É preciso agir rapidamente, escreve Lovejoy, para estabilizar os níveis de gases do efeito estufa. Mas como fazê-lo, se o único processo político com esse objetivo, o protocolo de Kyoto, parece morto? Pode haver aí uma oportunidade, diz Lovejoy. O seu bom senso lhe diz que quando o que está em jogo é o planeta, é preciso levar o problema a sério. Espera que não sejam necessárias grandes catástrofes para acordar o mundo para isso. E acredita que o re-engajamento americano no processo de negociações possa vir a trazer o impulso necessário para começarmos a considerar as medidas necessárias, muito mais sérias do que os modestos objetivos de Kyoto. Para Lovejoy, o que precisamos é de um programa mundial de emergência para mudar a nossa base energética. Ele acredita que a primeira pessoa que falar nisso será tratada como louca, mas esse é o preço do pioneirismo.
A perda acelerada de biodiversidade é outro perigo da mudança climática. Lovejoy sofreu pesadas críticas por ter divulgado projeções que mostravam níveis alarmantes de extinções de espécies dado o ritmo atual de destruição de habitats. O meu objetivo ao divulgar essas projeções não era acertar no alvo, diz ele. Pelo contrário: o objetivo é mudar tendências.

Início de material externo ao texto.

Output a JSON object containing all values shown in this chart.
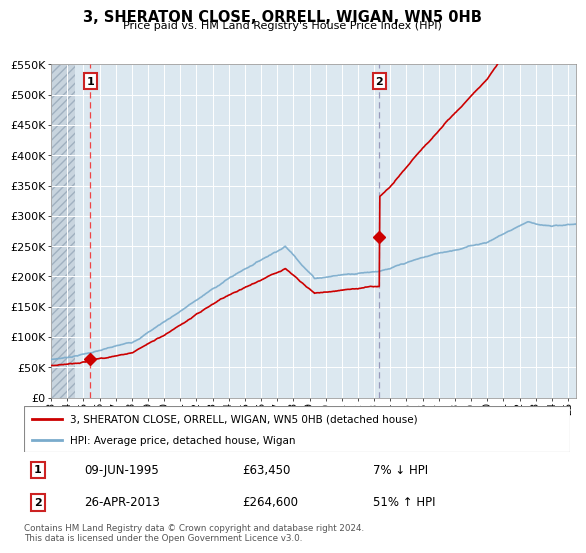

O que nos traz novamente à questão do papel do cientista na sociedade. Lovejoy é uma personalidade influente, e teve papel decisivo, por exemplo, na criação de mecanismos de conversão de dívida externa em projetos de conservação, na arrancada do Tratado de Cooperação Amazônica, sob liderança brasileira, e na inserção do tema biodiversidade na agenda do Banco Mundial. Ele também ajudou a colocar o assunto na mente do público estimulando a criação da série Nature, do sistema de televisão público dos EUA. Uma iniciativa importante, pois uma população urbanizada muitas vezes não conhece a riqueza que está perdendo através da destruição do mundo natural.
A ênfase na educação deve estar também dentro das universidades. O desafio é romper as barreiras disciplinares, fazendo com que especialistas de diversas áreas de conhecimento trabalhem juntos. É o que ele espera que seu amigo Paulo Nogueira-Neto consiga fazer na São Marcos.